Pencarian

Cagub Denny Indrayana Blak-blakan, Sebut Harga Buzzer di Kalsel Capai Rp 1 Miliar

Calon Gubernur Kalsel pada Pilkada serentak 2020, Denny Indrayana blak-blakan soal biaya sewa jasa buzzer di tanah Banua. Foto - Instagram @dennyindrayana99

MEDIAKITA.CO.ID – Calon Gubernur (Cagub) Kalimantan Selatan pada Pilkada serentak 2020, Denny Indrayana blak-blakan soal biaya yang harus dikeluarkan ketika ingin memakai jasa buzzer (pendengung, red) di tanah Banua.

Denny menyebutkan dari kabar yang pernah diterima, salah satu Cagub yang berlaga pada kontestasi Pilkada 2015 rela merogoh kocek hingga Rp500 miliar untuk keseluruhan biaya kampanye, termasuk di dalamnya dana untuk meminjam jasa para buzzer.

“Sumber lainnya menyebut sampai Rp600 miliar, relasinya menyebut Rp800 miliar. Sebagiannya diduga digunakan untuk buzzer,” ucapnya saat menjadi narasumber dalam diskusi Demokrasi dalam Cengkeraman Oligarki seperti dikutip dari tayangan zoom meeting, Minggu (2/5/21).

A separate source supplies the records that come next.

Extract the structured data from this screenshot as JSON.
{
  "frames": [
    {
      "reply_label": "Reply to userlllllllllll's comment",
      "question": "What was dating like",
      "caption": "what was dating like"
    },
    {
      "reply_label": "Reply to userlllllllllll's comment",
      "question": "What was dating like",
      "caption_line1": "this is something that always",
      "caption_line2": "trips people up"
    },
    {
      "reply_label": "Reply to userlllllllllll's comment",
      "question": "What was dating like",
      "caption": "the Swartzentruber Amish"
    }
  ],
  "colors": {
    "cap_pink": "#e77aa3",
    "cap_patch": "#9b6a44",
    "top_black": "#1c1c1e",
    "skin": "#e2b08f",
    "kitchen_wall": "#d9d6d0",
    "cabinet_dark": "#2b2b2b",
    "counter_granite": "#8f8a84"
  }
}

Guru Besar Hukum Tata Negara itu juga mengaku pernah mendapat tawaran untuk memakai jasa buzzer saat bertarung pada Pilkada 2020. Untuk harga sendiri, sambungnya, bervariasi mulai yang paling tinggi mencapai Rp1 miliar dan paling murah berkisar Rp600 juta.

“Tawaran paling murah Rp600 juta hanya untuk buzzer dengan cuma 20 orang,” beber Wakil Menteri Hukum dan Hak Asasi Manusia periode 2011-2014.

Seperti yang diketahui bersama, ujar Denny, penggunaan buzzer selalu identik dengan politik, terutama jelang perhelatan pesta demokrasi. Kerap kali buzzer bergerak di ranah dunia maya dengan akun media sosial bersifat anonim yang mengumbar fakta dan data dengan framing yang mengarah pada kampanye negatif bahkan hitam (black campaign).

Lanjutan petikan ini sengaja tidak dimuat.